In hopes of making sure the mistake was corrected as quickly as possible, I called the bank’s customer service line. After working my way through the automated system, I was finally greeted by a customer service representative. He began our interaction by grilling me with security questions in a way that alarmed me rather than made me feel good about what the bank was doing to protect my private information.
Once he finally had enough information to verify that I was, indeed, who I claimed to be, I explained the situation and how I had made a mistake in depositing my money. His response was clunky at best, and he told me it would take four weeks to correct the issue and return the right amount of money to my checking account. I was utterly confused.
After requesting more information, I finally received a more satisfactory answer and decided that was probably the best I was going to get from this guy. Though I wasn’t angry when I hung up the phone, I did feel let down and even thought to myself, “There goes another company’s good customer service.” It was especially disappointing because I have been with the bank for over 20 years. (My mom opened a savings account for me when she worked for them when I was a kid.)
I hadn’t been off the phone for more than 60 seconds when my cell phone rang.
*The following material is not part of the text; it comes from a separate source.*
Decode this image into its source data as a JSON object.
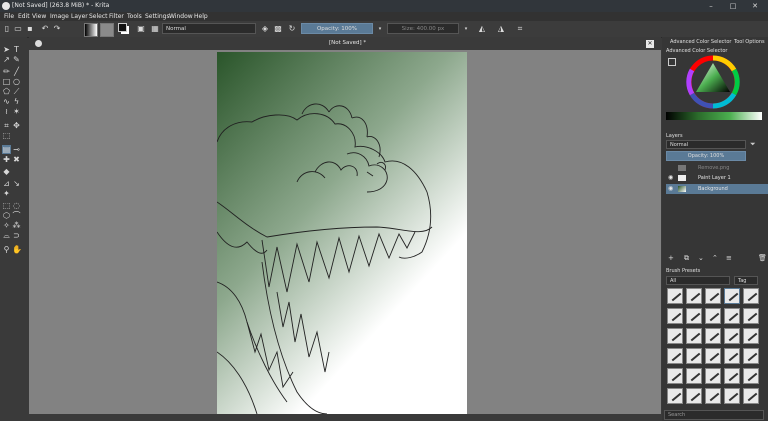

When I answered it, the friendly man on the other end was a huge contrast to the one I had just hung up with. He introduced himself as the manager of the customer service representative with whom I had just spoken. He quickly and genuinely apologized for my experience and said he was calling me back to make sure I had all of the correct information. He also apologized for the awkward quizzing regarding my identity and offered a solution to make it easier on me next time I called the customer service line. He then gave me his direct line and asked me to call back if the funds did not hit my account by close of business the following day. Because he acted quickly and spoke kindly to me, he was able to turn a bad customer service experience into one of the best experiences I have had in a while.
The lesson to be learned here is that as your company grows, it is in your best interest to hire employees who understand and create a positive experience for customers. There will be times where the customer service experience does not meet expectations, but if you have the correct people in place, they will find these “slip-ups” as an opportunity, not a problem.
The last part of my story that I feel is very important to include is what I did last. After I got off the phone with the helpful manager, I shared my story with my co-workers and also jumped on the bank’s website and wrote a letter to corporate. As a customer, we have a role to play, too. If we truly value customer service, it is important to tell a company when we have had a positive experience. Positive reinforcement is a very powerful tool; taking this extra step only takes a moment, but the outcome will last much longer than that.